In your specific example, you are trading 7 day volatility, that's fine as it's own trade, however more typical is more frequent delta hedging, or delta hedging when $|\Delta| > \text{threshold}$. Depends on the trader/firm.
In your case, because you aren't trading 1 day volatility, or hourly volatility, you are happy to pick up (and hold) deltas over the life of your trade. So if the market falls, you will get long, and explicitly want the market to return to it's prior level. Delta, generally, is equivalent to edgeless risk, you want the market to go some direction, but the market is noisy and may or may not move in your direction, some don't want to hold that risk over the period. By hedging deltas, traders locally eliminate market risk (ignoring spot-IV correlations).
Consider the toy example where a trader is short a straddle with $\Gamma_{\text{Cash}} = \\\$2mm$. Assuming that this gamma stays constant over the option life and as spot/time changes (a stretch, yes) here are two examples as the market moves down 1% every day for 5 days (for simplicity assume that's 5% down over the week) whilst IV is 8%:
- The trader hedges every day on close:
$P/L = 5 \times \\\$1mm \times (0.005^2 - 0.01^2) = -\\\$375$
- The trader allows deltas to pick up over the week:
$P/L ~= \\\$1mm \times (0.025^2 - 0.05^2) = -\\\$1,875$
Generalising this, the ratio of the less frequent to more frequent hedging over equivalent moves in the underlying (like -1% per day) is:
$(N^2 \times IV^2 - N^2 \times RV^2) / (N \times (IV^2 - RV^2))$
$= N^2 (IV^2 - RV^2) / (N \times (IV^2 - RV^2))$
$= N^2 / N$
$= N $
So when hedging frequency is $(1/N)$-th of the reference frequency (i.e. daily), the ending P/L is $N$ times the magnitude. This is because the local delta-neutral option exposure is to variance, not volatility, so larger moves grow quickly on your P/L. Naturally this cuts both ways, if the ending spot price equals the spot at $t_0$, then you'll collect the full premium, whereas if you'd hedged you'd have added some losses, but that's not the game generally and you'd want to be hedging more frequently to cut market risk.
There's an implicit assumption in your example when not delta hedging that the return process is not independent. Ignoring costs, execution impact, if your volatility forecast is N%, there's no reason to not hedge as often as possible, as this reduces the volatility of your final P/L (proportional $1/\sqrt{\text{frequency}}$), whilst your expected P/L is unchanged. However, if you believe there's a negative autocorrelation in returns (mean-reversion), then you wouldn't want to hedge a short gamma position, since that provides you with the delta you want as the market moves -- positive deltas pick up when the market falls, and vice versa - 4if you hedge these then you won't make as much as you could if the market is actually mean reverting.

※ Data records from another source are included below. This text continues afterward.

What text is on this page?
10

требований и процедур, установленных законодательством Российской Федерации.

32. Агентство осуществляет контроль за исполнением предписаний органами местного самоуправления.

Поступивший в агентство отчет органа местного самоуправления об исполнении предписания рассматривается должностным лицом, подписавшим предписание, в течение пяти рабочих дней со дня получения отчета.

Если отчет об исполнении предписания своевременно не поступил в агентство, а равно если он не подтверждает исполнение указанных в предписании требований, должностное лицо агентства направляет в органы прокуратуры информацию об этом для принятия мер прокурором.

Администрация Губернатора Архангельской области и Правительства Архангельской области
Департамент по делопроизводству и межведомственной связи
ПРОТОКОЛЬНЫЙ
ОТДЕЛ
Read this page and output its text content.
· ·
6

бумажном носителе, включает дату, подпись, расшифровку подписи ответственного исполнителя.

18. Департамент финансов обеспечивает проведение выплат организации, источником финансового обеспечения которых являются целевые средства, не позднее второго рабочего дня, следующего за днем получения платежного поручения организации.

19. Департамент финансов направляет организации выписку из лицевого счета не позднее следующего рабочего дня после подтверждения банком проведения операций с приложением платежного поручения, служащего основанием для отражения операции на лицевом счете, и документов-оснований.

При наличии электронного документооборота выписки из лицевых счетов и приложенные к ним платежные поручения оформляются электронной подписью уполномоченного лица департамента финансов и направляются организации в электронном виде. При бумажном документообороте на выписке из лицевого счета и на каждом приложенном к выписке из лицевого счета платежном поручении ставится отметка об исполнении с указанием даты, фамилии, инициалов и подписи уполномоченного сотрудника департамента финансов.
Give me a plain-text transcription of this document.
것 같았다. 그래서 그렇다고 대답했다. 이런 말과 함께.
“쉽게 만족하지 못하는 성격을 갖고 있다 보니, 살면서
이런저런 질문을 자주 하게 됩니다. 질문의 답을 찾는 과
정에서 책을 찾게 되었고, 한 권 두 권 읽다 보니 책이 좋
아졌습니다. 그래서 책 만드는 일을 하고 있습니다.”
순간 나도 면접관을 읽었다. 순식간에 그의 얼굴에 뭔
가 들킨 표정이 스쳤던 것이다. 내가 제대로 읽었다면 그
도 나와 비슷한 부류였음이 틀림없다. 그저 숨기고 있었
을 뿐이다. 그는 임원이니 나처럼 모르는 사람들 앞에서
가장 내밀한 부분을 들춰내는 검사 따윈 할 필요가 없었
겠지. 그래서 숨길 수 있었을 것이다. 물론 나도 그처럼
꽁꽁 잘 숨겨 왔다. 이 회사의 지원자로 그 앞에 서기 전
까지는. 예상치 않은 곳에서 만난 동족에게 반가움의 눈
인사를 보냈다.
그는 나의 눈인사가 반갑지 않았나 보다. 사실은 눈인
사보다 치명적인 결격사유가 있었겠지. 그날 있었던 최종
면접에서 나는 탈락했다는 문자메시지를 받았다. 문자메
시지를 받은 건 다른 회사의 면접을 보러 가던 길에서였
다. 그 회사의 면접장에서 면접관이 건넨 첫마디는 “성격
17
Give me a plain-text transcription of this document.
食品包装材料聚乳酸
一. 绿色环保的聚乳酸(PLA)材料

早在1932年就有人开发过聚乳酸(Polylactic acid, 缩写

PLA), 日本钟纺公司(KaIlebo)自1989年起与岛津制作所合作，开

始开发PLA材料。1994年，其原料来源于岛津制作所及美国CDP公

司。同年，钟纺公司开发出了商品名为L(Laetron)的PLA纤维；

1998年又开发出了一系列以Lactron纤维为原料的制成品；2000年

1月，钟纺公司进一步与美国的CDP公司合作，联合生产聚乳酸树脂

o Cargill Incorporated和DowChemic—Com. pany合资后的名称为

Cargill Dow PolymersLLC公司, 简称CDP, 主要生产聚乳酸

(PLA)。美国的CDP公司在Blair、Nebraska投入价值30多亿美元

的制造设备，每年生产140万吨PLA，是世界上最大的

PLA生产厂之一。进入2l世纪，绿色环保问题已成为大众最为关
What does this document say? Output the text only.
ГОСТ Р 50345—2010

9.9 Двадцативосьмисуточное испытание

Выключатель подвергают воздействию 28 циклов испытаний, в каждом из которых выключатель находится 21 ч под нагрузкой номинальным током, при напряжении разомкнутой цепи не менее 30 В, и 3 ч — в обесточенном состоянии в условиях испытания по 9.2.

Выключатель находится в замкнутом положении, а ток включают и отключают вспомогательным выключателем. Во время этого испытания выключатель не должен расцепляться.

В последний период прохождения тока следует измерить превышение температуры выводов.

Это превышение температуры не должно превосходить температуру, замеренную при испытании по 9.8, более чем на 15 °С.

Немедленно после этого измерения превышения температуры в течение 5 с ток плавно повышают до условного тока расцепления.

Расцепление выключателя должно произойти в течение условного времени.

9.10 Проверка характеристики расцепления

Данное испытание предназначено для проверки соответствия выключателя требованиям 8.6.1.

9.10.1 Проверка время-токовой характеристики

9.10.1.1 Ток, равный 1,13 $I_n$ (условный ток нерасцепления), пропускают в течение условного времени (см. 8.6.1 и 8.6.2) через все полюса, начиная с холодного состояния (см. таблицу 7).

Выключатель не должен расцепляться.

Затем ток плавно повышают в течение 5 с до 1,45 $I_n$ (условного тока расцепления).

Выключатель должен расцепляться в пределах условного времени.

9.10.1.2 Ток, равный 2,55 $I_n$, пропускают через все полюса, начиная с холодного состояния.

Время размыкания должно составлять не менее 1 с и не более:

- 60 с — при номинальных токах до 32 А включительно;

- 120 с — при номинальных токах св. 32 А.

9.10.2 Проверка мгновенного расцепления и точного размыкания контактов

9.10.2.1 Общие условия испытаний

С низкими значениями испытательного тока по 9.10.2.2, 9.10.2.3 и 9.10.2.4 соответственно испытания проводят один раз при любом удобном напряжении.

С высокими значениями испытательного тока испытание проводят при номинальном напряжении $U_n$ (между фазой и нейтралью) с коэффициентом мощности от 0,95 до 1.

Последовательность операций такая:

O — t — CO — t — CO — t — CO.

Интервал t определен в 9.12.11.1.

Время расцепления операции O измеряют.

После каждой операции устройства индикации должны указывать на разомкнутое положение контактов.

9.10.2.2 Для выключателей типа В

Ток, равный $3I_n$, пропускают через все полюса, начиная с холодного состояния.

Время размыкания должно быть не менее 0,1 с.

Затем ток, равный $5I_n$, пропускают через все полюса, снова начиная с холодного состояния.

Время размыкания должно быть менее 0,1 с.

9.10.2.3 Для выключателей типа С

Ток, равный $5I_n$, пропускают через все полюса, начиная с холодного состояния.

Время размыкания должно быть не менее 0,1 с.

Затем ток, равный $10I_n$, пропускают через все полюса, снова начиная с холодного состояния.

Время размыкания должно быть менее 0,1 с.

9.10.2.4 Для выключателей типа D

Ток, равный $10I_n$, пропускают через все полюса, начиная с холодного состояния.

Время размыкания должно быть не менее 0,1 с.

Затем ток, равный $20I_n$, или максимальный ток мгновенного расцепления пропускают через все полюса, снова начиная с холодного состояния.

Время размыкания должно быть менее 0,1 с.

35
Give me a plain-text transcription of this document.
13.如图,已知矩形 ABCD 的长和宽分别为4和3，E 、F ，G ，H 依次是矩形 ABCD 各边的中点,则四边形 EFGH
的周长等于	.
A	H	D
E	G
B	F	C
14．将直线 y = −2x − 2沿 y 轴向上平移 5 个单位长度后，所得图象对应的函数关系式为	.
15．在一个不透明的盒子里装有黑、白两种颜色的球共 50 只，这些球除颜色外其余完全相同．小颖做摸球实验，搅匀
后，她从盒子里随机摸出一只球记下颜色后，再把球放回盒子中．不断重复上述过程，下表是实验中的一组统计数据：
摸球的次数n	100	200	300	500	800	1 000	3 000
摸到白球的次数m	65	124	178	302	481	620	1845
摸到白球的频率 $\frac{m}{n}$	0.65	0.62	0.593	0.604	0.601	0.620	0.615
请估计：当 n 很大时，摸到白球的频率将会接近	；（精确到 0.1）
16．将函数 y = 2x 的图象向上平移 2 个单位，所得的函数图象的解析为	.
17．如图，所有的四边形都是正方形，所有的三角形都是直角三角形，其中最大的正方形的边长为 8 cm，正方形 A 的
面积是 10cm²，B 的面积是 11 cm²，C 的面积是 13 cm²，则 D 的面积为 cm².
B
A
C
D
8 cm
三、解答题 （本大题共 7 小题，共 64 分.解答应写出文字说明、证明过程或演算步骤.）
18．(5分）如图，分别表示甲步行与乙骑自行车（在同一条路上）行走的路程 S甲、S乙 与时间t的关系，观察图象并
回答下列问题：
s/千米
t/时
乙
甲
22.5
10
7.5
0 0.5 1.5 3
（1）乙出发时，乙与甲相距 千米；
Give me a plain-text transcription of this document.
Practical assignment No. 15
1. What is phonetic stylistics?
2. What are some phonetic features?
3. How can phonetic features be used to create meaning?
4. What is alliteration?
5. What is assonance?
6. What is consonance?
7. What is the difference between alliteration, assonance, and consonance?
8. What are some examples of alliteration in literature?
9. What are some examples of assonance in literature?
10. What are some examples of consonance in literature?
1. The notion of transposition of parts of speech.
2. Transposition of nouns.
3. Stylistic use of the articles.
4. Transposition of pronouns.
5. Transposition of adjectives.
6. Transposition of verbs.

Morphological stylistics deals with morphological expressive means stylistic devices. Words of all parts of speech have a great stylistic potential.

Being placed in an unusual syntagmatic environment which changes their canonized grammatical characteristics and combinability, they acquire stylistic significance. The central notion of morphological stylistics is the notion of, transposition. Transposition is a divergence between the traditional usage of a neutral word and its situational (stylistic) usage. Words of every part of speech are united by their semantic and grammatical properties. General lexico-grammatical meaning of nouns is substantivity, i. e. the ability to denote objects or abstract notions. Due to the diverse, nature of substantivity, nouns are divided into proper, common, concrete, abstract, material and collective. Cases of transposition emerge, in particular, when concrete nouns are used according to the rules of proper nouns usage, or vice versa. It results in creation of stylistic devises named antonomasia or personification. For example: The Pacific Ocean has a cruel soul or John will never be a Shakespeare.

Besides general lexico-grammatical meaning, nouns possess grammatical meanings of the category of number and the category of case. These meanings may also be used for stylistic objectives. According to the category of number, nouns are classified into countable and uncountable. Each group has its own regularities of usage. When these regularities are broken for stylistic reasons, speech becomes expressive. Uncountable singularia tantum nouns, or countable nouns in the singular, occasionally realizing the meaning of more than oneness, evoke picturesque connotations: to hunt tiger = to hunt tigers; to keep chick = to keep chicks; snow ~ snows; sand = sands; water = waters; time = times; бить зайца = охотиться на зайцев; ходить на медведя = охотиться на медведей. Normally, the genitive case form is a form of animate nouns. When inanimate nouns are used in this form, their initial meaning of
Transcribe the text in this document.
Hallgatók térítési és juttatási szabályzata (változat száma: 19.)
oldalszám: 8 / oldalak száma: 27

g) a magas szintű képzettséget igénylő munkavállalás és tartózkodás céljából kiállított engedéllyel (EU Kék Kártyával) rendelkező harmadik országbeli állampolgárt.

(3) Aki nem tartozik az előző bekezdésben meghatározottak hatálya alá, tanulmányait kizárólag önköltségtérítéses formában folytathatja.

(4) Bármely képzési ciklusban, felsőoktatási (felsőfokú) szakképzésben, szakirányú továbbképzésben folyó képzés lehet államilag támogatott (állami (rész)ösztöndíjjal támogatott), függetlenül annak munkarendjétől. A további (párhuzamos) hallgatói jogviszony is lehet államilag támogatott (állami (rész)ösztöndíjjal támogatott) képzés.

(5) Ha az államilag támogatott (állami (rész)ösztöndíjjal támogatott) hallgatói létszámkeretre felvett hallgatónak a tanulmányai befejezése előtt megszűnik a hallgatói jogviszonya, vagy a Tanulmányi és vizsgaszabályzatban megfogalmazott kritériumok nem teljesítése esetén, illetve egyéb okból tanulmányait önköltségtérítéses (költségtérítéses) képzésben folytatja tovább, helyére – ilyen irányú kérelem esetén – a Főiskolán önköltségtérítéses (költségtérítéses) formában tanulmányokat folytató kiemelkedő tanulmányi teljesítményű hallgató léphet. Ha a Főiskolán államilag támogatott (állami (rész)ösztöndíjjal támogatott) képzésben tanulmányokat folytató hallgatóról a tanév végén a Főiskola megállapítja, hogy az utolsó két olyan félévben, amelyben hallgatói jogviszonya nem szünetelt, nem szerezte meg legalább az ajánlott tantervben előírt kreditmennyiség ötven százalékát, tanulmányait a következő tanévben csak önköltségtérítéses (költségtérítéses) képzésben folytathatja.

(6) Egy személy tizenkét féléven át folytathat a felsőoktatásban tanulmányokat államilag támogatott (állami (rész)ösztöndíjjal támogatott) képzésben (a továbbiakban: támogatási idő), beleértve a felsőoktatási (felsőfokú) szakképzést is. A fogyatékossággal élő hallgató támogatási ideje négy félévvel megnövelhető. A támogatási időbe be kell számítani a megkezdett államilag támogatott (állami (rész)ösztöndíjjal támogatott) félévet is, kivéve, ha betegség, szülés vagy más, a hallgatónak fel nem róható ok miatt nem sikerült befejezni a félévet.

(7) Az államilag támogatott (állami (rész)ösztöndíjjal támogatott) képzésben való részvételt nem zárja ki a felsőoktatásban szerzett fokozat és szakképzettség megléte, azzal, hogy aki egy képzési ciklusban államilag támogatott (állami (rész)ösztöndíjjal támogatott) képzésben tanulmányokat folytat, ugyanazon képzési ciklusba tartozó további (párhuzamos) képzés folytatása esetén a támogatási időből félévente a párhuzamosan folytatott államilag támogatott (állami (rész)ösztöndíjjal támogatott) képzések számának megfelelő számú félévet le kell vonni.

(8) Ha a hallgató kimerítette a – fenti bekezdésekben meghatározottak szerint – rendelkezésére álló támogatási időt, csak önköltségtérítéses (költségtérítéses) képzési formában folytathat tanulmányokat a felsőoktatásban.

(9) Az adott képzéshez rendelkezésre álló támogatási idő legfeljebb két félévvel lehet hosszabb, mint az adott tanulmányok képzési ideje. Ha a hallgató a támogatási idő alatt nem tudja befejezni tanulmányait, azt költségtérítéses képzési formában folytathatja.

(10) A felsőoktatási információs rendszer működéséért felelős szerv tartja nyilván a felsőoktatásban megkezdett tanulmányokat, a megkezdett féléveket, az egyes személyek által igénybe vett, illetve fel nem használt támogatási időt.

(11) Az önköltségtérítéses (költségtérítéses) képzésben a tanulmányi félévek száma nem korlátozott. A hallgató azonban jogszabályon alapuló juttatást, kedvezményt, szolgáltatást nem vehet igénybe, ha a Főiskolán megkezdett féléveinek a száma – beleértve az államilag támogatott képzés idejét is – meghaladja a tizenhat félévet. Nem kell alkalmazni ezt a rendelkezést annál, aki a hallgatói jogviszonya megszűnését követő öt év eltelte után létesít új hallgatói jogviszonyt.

So to your point, you are exactly correct that your forecast is your edge, but delta hedging allows you to lock in that edge over each timestep, and through the LLN, if you can lock in your edge over N hedging intervals (effectively a sample of implied - realised variance between $t_0 \to t_0+n$), that is preferable to relying on a single sample of variance between $t_0$ and expiry.
Hope that helps happy to answer any qs. Thx.